OpenEBS is vendor-neutral and supports any cloud vendor. This means it prevents vendor lock-in, and even better, with its storage pooling capabilities, helps reduce cloud storage costs.
It brings peace of mind by having defaults for replicas and backups that can be controlled by policies. With multiple replicas that are stored separately from the container itself, OpenEBS can protect storage from incidents when the container or cluster fails. There are numerous data backup solutions for cloud stacks in general. Each cloud vendor has its own backup service. There are purpose-built backup and restore solutions like Nakivo that are very capable of backing up everything from on-prem servers to cloud VMs to Office365 data. OpenEBS, on the other hand, represents unified backup exclusively for Kubernetes.
Website traffic: 45k
Twitter: No Twitter account
Releases: Releases page (v1.19.0 as of this writing)
Hourly DevStats: 5/hour
GitOps is seen by some as an evolution of DevOps. It looks to make the software delivery pipeline even more developer-centric. GitOps enables infrastructure as code, something that started a decade ago with Chef and Puppet, but has reached maturity in today’s cloud-native world with a tool like Flux.
Flux looks to manage infrastructure in a declarative way. It places an operator in a K8s cluster that manages deployments. This operator consistently matches the production environment with a Git repository. It consistently pulls changes from the repository and applies them to the production cluster.
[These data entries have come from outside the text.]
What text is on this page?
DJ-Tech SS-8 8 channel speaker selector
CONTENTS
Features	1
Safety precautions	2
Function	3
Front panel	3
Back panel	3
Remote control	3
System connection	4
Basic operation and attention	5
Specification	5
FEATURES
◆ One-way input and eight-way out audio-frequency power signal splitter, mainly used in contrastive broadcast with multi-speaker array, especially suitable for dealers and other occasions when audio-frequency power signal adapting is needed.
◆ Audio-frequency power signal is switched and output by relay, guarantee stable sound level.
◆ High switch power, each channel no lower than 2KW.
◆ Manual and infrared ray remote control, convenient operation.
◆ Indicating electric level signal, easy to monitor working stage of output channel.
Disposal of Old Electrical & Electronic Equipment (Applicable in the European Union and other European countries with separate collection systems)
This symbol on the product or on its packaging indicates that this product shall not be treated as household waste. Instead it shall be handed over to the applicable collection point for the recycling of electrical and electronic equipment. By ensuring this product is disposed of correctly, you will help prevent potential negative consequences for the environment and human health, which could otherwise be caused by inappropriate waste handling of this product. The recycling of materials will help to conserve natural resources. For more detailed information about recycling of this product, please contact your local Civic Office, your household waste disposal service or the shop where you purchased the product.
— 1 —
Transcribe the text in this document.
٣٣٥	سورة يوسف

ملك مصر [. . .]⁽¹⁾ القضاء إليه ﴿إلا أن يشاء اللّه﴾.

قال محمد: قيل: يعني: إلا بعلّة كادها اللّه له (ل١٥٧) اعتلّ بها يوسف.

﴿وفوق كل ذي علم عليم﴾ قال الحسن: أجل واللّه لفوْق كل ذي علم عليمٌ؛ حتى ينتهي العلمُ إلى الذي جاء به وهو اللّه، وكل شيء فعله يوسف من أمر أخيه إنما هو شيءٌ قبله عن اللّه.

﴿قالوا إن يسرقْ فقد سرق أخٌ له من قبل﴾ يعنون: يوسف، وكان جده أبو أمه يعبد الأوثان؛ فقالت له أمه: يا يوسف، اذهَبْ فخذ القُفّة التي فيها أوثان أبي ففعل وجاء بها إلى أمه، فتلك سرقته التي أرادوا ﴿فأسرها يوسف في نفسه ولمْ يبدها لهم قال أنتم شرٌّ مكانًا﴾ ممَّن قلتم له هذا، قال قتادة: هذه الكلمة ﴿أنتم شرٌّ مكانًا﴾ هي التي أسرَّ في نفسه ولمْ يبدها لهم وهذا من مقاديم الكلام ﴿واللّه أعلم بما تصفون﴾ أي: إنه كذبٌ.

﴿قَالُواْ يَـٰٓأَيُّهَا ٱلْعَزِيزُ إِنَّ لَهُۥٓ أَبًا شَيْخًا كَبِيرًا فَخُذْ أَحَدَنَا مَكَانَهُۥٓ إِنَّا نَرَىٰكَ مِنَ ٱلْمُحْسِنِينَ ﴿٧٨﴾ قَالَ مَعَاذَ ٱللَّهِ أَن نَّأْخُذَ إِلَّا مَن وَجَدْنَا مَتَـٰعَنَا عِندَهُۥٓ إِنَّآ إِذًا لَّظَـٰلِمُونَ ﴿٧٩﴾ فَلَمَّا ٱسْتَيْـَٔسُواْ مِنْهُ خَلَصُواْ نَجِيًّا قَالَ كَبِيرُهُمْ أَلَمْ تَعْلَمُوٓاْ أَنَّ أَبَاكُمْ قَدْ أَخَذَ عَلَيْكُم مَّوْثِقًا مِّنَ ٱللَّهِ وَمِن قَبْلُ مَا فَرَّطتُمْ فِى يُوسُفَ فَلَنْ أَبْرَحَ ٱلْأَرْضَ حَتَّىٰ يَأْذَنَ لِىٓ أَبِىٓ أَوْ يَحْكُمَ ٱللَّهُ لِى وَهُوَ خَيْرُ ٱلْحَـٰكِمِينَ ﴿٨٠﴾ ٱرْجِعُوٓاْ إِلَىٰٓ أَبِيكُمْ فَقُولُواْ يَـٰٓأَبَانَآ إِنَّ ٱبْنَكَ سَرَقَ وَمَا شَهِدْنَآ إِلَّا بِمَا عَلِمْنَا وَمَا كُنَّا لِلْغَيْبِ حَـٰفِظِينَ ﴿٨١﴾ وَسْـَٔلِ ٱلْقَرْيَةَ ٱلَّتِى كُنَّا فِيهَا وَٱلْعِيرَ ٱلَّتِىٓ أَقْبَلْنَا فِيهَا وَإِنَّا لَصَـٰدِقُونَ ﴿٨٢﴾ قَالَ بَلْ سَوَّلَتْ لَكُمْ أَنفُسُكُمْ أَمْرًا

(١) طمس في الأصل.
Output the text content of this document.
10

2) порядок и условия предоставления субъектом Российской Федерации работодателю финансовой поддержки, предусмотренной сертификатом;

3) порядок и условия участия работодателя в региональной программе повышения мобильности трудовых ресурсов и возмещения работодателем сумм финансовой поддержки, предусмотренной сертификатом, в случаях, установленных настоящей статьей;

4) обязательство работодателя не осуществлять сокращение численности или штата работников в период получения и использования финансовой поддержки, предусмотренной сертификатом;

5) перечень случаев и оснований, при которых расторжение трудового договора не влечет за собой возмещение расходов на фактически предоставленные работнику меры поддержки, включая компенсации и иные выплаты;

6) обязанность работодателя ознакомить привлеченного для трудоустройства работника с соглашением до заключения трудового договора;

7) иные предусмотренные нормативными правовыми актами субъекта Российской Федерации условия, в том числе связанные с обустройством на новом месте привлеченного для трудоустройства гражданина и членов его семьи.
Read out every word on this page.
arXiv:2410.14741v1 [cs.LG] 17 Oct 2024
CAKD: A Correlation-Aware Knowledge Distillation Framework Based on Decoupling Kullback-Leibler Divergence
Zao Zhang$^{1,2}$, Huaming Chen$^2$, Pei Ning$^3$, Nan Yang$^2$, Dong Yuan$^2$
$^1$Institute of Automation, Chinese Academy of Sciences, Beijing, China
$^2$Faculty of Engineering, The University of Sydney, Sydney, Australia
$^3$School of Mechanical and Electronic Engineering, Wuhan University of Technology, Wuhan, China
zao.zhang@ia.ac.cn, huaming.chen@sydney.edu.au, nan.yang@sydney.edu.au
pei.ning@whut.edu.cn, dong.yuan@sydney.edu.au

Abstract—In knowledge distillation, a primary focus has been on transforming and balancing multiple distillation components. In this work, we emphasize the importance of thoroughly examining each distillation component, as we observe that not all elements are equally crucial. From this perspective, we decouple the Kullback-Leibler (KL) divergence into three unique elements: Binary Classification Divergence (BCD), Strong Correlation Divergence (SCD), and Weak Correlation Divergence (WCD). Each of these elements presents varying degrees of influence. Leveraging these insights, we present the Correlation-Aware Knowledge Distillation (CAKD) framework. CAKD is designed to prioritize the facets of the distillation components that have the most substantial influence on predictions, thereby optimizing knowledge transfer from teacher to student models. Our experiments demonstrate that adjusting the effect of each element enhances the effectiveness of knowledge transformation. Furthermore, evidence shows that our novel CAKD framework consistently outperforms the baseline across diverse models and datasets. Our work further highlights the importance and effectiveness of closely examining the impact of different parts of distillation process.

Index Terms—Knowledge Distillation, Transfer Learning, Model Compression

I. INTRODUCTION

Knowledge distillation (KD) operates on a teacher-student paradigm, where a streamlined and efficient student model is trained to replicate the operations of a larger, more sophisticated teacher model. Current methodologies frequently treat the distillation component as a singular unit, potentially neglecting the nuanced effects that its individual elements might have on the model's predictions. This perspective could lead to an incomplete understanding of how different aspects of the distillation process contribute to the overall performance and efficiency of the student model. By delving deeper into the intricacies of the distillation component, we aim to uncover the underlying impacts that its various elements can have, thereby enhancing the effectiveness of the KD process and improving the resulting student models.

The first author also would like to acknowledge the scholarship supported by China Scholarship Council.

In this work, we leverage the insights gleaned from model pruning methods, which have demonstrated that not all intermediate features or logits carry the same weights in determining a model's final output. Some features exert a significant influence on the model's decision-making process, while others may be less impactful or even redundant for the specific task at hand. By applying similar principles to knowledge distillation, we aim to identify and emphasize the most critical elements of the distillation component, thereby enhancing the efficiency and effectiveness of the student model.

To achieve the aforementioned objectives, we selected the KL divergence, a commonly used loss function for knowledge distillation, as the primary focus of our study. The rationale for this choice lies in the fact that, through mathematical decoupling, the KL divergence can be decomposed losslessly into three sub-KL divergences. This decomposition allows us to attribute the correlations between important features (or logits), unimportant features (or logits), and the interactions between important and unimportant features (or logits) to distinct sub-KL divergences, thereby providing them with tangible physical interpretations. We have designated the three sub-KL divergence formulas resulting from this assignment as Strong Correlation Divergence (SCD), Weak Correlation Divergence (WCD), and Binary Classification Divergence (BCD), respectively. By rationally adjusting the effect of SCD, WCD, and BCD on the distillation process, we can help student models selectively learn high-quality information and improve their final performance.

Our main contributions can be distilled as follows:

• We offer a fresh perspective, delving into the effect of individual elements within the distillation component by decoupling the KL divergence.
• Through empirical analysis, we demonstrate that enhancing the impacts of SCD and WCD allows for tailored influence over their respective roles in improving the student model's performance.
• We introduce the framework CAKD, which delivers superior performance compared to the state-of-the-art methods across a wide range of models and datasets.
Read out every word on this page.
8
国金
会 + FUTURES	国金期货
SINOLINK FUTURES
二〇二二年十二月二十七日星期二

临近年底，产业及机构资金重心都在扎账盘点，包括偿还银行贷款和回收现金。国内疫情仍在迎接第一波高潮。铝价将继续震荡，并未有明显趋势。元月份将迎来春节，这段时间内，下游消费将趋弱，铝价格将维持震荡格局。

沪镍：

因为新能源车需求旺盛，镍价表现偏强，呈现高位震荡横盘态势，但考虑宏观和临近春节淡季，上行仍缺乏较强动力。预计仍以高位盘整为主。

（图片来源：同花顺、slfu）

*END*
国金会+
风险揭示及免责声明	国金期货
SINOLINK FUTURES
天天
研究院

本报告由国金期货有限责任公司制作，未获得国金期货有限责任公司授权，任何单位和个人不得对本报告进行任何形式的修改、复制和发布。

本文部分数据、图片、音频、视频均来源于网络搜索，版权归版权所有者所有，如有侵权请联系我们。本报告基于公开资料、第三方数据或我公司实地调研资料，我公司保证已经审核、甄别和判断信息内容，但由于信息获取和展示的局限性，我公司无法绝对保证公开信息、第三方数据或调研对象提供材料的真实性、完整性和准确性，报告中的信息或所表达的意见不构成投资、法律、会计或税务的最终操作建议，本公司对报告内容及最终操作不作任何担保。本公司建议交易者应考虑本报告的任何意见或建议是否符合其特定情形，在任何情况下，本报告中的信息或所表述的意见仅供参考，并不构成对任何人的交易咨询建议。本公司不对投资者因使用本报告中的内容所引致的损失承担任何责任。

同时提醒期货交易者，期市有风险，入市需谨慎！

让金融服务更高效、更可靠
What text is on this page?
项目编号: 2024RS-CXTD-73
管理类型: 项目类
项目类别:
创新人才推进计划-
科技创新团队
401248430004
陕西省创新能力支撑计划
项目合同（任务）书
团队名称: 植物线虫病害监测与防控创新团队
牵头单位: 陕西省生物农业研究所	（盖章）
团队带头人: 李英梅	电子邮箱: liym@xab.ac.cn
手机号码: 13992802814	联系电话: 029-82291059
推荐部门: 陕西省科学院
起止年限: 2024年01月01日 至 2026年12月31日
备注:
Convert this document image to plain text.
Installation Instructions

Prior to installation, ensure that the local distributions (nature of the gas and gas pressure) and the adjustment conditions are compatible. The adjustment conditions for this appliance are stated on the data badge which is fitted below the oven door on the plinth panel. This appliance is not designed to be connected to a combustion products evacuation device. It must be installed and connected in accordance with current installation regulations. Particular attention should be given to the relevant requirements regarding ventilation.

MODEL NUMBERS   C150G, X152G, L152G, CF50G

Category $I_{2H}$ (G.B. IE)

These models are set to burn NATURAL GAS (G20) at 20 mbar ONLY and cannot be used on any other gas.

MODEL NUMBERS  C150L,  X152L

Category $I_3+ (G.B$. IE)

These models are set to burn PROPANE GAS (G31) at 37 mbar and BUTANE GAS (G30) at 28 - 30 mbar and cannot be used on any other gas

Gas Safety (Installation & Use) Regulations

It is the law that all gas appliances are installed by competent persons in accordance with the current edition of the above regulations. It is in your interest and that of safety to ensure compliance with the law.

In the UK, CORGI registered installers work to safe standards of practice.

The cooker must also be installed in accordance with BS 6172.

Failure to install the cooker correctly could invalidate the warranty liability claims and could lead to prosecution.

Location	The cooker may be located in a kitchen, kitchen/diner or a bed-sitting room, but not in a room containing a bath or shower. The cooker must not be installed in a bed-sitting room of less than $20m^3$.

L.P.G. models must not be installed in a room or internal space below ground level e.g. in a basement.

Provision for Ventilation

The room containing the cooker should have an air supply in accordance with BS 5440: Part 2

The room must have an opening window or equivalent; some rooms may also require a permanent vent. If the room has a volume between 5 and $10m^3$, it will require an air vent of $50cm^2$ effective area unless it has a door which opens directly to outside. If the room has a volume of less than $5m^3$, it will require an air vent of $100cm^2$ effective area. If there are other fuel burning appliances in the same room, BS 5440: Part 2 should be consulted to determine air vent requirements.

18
From a developer’s standpoint, there is more certainty about whether or not a piece of code will execute in production. Declarative environments put more control in the hands of developers and enable greater confidence with releases.
I wrote about GitOps and Flux some time ago before it came under the purview of the CNCF. Created by Weave, the company that coined the term “GitOps” Flux is set to be at the forefront of a revolution in software delivery. Another tool to keep an eye on is JenkinsX, which also implements GitOps principles.
Twitter followers: 1,610
Releases: Releases page (v0.13.0 as of this writing)
Hourly DevStats: 3/hour
Prometheus was the second project to graduate from the CNCF. It is the most widely used monitoring tool for Kubernetes. Prometheus is designed to run on a single server node. This is fine if your setup is simple, but in a multicloud world, organizations typically run multiple instances of Prometheus. There is a need to gain visibility that spans all Prometheus instances. Thanos is the answer to this need and acts as a single plane of glass for multiple Prometheus instances.
Thanos provides a ‘global query view’ that spans multiple Prometheus instances and, in doing so, provides a wider view than standalone Prometheus. It works by placing a sidecar inside of every Prometheus instance which collects and transfers metrics from Prometheus to Thanos. Thanos also integrates with all major cloud vendors to store this data persistently, although that is optional. In doing so, Thanos greatly extends Prometheus’ capabilities, making it more vendor-neutral and more cloud-native in design.
Thanos handles high availability of Prometheus data and ensures backups are stored efficiently, thus, saving on cloud storage costs. Of all the projects mentioned here, Thanos is the most early-stage at v0.13 as of this writing. It’ll be interesting to see if Thanos or its features get merged with Prometheus, or if Thanos will further develop into a monitoring middleware abstraction in its own right.
CNCF sandbox projects: Pointing to the future
The CNCF is a beacon of light pointing to the future of cloud-native computing that is open. Despite the complexity of cloud-native applications and its accompanying tooling, the CNCF is a unifying force that glues all these diverse efforts together in harmony. As organizations look to embrace the bold new world of cloud-native computing, these CNCF sandbox projects are worth keeping an eye on and integrating to form a modern Kubernetes toolchain.